The success or otherwise of the reply, though, will hang on how Nelson’s 5 cents a litre petrol excise cut – lifted from John McCain and Hillary Clinton’s “tax holiday” idea – goes down with the punters. It deserves to fail on both policy and political grounds. Anything that caters to the belief that we should be paying less, not more, for petrol will undermine the need to shift to an energy policy that doesn’t rely on carbon or handing substantial slabs of our income to some of the world’s vilest dictatorships and theocracies.

Moreover, in an age of peak oil, 5 cents will last about 5 minutes before being subsumed in the remorseless ascension of the bowser price. If the Liberals wanted something politically sellable, they should have aimed at 10 cents at least, big enough to make a difference for a few weeks.

And only pedants would bother pointing out that the Coalition could have done that while it was running the country for twelve years.

The Government won’t be losing any sleep over the Opposition’s threat to block the RTD increase and measures curbing welfare to rich seniors in the Senate. The arrival of the new Senate in July gives the Government options to negotiate, and in any event Rudd would like nothing better than to obtain a double dissolution trigger which could become available sometime in October.

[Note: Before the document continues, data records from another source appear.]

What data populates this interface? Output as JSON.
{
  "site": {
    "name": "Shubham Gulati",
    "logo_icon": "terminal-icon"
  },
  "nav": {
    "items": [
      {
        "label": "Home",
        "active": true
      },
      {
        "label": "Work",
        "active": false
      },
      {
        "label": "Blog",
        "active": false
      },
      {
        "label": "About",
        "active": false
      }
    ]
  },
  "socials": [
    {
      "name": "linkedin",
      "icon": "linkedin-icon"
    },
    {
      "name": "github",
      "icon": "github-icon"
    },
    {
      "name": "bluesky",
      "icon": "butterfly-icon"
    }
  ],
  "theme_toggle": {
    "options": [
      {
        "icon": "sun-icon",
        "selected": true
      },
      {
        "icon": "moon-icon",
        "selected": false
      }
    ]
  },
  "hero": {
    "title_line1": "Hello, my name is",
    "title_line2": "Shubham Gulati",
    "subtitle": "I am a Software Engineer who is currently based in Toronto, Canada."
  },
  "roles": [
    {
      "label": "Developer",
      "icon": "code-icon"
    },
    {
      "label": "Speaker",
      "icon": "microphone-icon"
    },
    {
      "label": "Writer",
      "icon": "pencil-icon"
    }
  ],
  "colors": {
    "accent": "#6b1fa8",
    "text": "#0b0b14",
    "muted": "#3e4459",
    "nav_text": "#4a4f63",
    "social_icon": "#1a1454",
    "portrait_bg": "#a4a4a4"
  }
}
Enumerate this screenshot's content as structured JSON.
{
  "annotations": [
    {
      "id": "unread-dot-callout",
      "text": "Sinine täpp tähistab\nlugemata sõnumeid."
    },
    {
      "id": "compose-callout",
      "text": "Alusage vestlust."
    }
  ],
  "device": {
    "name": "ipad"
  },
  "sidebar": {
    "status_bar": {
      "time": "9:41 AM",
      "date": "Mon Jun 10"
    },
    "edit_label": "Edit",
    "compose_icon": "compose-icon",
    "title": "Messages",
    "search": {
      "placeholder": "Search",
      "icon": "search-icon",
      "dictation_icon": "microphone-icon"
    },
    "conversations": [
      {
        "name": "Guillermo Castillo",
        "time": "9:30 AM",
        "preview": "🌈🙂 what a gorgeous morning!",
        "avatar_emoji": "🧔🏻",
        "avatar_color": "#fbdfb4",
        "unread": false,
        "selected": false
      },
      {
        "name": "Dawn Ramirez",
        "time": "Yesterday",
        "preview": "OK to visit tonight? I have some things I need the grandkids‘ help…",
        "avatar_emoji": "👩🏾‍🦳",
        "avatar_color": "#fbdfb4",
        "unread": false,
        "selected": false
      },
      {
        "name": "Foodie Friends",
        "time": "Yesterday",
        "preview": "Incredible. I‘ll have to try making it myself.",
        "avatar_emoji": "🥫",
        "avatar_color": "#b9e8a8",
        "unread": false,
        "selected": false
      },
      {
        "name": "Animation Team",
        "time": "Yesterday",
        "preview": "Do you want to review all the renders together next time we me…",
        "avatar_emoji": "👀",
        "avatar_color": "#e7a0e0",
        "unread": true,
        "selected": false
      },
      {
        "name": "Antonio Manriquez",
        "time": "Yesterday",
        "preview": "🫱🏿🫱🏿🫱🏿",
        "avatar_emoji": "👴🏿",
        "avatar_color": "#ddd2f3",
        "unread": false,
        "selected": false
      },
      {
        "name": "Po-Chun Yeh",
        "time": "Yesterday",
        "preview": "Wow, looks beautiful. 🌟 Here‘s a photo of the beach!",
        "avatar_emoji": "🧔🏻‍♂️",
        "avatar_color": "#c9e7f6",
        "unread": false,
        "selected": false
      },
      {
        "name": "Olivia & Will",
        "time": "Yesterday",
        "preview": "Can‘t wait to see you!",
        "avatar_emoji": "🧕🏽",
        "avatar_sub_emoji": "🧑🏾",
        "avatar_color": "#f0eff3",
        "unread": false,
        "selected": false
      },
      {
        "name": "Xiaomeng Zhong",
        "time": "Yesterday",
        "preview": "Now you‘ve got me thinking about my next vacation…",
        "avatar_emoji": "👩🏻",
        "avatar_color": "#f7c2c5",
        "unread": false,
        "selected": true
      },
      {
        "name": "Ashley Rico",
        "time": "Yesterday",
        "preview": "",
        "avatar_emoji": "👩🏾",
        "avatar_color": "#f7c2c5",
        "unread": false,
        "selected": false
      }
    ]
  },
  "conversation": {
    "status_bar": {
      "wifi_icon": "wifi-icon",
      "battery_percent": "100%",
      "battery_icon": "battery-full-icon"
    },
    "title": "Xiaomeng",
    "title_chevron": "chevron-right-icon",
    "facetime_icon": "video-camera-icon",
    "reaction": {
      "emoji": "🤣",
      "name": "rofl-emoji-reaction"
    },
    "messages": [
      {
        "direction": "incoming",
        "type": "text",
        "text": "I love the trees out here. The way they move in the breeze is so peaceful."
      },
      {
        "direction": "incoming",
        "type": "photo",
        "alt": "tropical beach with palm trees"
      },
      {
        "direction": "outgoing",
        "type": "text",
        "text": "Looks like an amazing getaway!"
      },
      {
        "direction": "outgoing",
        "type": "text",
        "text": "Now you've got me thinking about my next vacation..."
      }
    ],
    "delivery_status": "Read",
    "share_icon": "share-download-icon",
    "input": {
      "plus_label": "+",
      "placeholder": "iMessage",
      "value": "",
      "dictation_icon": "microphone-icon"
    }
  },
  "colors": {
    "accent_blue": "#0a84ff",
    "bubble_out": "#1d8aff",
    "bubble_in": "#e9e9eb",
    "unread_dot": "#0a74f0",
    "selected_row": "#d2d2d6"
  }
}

At the end of his speech, a relieved Nelson pumped the hand of every single one of his colleagues while the galleries applauded him. He looked like a student delighted his oral exam hadn’t been the disaster he had feared. The Government sat in near-complete silence throughout his speech – when some chatter broke out, Bob McMullan turned and gestured for quiet. But you can bet they’ll be targeting Nelson’s tax handouts over the next few days and, in particular, on Monday week when Parliament resumes. The Coalition’s economic credibility is already severely weakened, and Rudd, Swan and Tanner will be looking to deal it a deathblow.